You don’t think you’re sounding bad from the inside. The bad sound comes from being able to hear the whole band at once!

Our high school bands were really amazing, we won all sorts of awards. I remember a few years after high school watching the videos of a couple of our marching band state competitions, where we got high marks, and being able to hear and see all the problems. yech!

Anyway, I remember just always feeling like we sounded great. I sounded great, my section and the trumpets next to me sounded great. But I was in the way back (trombone). I can’t take credit for how the rest of the dummies played.

The age where the students are invested enough to care about what they’re doing, and the conductor cares what they do. I’ve seen college bands where people were just there because they were music majors, and it sounded awful. I’ve seen junior high school groups with kids who were psyched to be there and a conductor who was over the top happy about what she was doing, and it was phenomenal.

But, on average, I’d say you’re looking at 2-3 years into the system, so if everybody in the district who wants to study music starts in 6th grade, the 8th or 9th grade band/orchestra/choir is going to be pretty listenable.
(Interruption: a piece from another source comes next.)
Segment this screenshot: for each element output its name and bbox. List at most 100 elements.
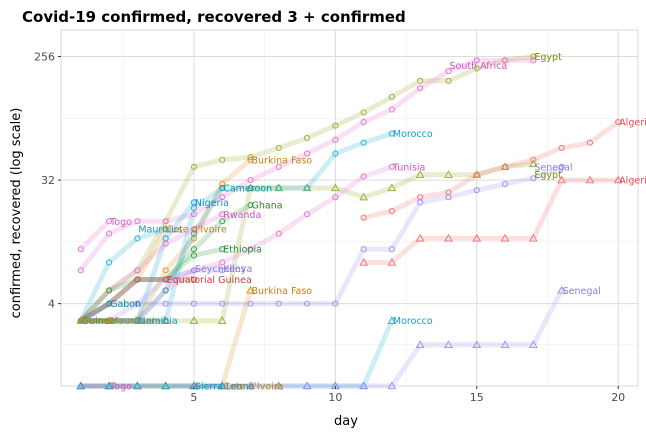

My three kids started with music in 4th grade; two of them stayed with it through college, so I’ve heard every level of youth music imaginable. The big change is when kids go from middle school to high school. The options for extracurricular activites become more varied, the time demands increase, and the less motivated kids quit the program.
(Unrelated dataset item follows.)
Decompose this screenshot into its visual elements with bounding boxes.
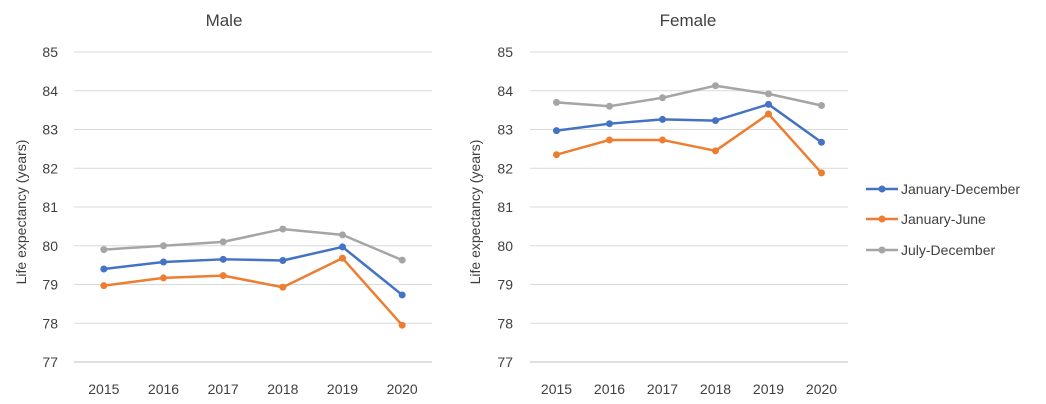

In my kids’ high school they actually had two levels of band, one for those who just wanted to play, and one students had to audition for (and could get cut from.)

I thought you meant rock bands and I was gonna say usually when the clarinetist quits.

Great observations. Especially the part about the clarinets.

On brass instruments I think kids have trouble getting their mouths to form the tight seal needed for the mouthpiece. I had trouble because I had braces.

Your right though that around 9th grade a kid will decide whether they want to or even can play the instrument and those that want to will go on.

Now something else, bands after awhile get to be more of a social group and it doesnt help when you had movies like “American Pie” where kids are bragging about all the sex at band camps.

Band as a social group doesn’t make it any better or worse. Would you say a football team or soccer team would be bad because everyone hangs out together on the weekends?

People don’t join and stay in band for funsies cuz they might get felt up at band camp. It takes money to go to band camp and to be in band. And a ton of hard, physical work.

Are you serious?

I was going to say high school as well. I’m not a band person (actually was some weird hybrid of a jock and nerd), but lots of my friends were band people, and I do remember them stressing over band tryouts when they got to high school. Middle school band would take anyone who signed up.

I suspect that some combination of the uncommitted dropping band and the truly awful being cut from the program as freshmen, combined with 3 higher grades who’ve always gone through that process makes the average quality shoot up very quickly.

Everything in high school is a social group, and high school kids will have sex no matter the setting. If they’re lucky.

Very true. I shoot concerts by various locations of the School of Rock and the directors tend to steer kids into different programs depending on the kids skill level - beginners are going to play Black Sabbath or Punk, the more skilled kids are going to be playing more technically challenging stuff. And they’ll stick the really hopeless ones as a second rhythm guitarist (that probably won’t be turned up very loud, and may not even be plugged in). And in the very worst cases - that’s why they invented the tambourine.

I was talking to one of the chaperones when the very best kids in the School of Rock program played Lollapalooza. Most of these kids are 18 or just under, and he caught some trying to sneak into each others rooms. He had to lay down the law - anyone tries that again, they leave the festival right after their set, and nobody gets to hang backstage with the rock stars. Pretty cold, playing their two principal drives - music and sex - against each other.